Breakthrough on this problem came with the development of techniques for
reading magnetically characters printed in a black ink containing
particles of a magnetizable oxide. Because the reading element is
sensitive only the magnetized ink, subsequent overprinting or visual
obliteration has no effect on the machine's ability to read. The magnetic
technique has the additional advantage that if two checks go through
together--for example, if they are stapled, the magnetic head, by reading
through the top check, senses the second check. The machine thus rejects
such a "double."
The techniques of machine reading of characters printed in magnetic
ink--both in a code of bars and Arabic numbers--were demonstrated in July
1956, to the Bank Management Committee of the American Bankers'
Association. The recommendation of that committee led to the adoption of
the principle of magnetic-ink character reading or MICR as a standard for
all member banks. You can find the strange looking MICR numbers at the
bottom of your checks today.
Handling Paper at High Speed
Another challenge was the necessity of physically handling thousands of
pieces of paper daily in normal routine work. Any real solution to the
general problem of better handling of the Bank's commercial checking
accounts would have to begin with the (then) "impossible"

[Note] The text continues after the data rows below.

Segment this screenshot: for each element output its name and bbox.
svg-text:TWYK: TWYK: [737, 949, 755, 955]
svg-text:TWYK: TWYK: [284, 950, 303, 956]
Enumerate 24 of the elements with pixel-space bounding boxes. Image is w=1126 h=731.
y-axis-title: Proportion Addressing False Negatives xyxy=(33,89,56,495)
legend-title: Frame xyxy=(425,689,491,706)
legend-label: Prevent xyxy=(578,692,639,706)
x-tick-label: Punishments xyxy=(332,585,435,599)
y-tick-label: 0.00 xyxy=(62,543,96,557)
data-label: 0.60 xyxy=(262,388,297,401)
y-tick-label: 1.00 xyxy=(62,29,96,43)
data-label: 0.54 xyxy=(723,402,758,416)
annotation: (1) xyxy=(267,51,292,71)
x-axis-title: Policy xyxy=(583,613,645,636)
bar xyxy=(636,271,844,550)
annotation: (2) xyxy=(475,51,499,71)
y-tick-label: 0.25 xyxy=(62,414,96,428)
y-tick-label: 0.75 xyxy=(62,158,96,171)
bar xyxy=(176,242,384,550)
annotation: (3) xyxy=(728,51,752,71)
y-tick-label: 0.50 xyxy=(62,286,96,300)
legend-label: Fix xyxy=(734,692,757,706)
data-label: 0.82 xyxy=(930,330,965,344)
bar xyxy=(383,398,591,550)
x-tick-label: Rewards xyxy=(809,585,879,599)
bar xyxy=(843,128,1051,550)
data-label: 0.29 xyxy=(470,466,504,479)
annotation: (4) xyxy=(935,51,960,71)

assignment of providing fully automatic equipment than can pick up,
transport, read, and sort a wide variety of sizes and thicknesses of paper
checks at high speed. Nor could it choke on checks creased, torn, or
stapled.
Development of apparatus for handling paper accurately and at high speed
proceeded in parallel with that for character reading. An
electro-pneumatic machine was designed, built, and tested. Stacks of
checks were fed to the machine, which removed one check at a time, read a
number, and transported it to the appropriate bin according to the digit
read. Very reliable sorting speeds of 600 per minute were achieved and
laboratory devices handled checks at rates of over 3000 per minute.
ERMA Makes its Debut
In September 1955, SRI gave a public and press demonstration of the
prototype electronic accounting machine, by then designated ERMA (for
Electronic Recording Method of Accounting). Its performance proved the
soundness of the concepts and workability of the electrical and mechanical
elements.
The true test of ERMA began in the Fall of 1956. This was to process the
accounts of a branch bank in the same manner--and the same pace--that
would be required if it were in use as a central accounting facility
serving that branch and others. These day-by-day three-month-long tests
proved ERMA's ability to perform all accounting routines, and in
synchronism with the records kept by the bank.
ERMA is Commercialized
In April 1956, the Bank of America announced that General Electric
Corporation had been selected to manufacture production models. ERMA Mark
II was designed around solid-state logic elements (i.e. transistors) and
magnetic core memory. Numeric data input was read automatically from the
original documents using the MICR method. SRI contributed to General
Electric's development effort with consultation on character reading and
paper-handling techniques and assistance with the detailed programming of
the operational steps to be followed by the new equipment.
In 1959, General Electric delivered the first 32 ERMA computing systems to
the Bank of America. ERMA served as the Bank's accounting computer and
check handling system until 1970.
Console of General Electric's commercial ERMA.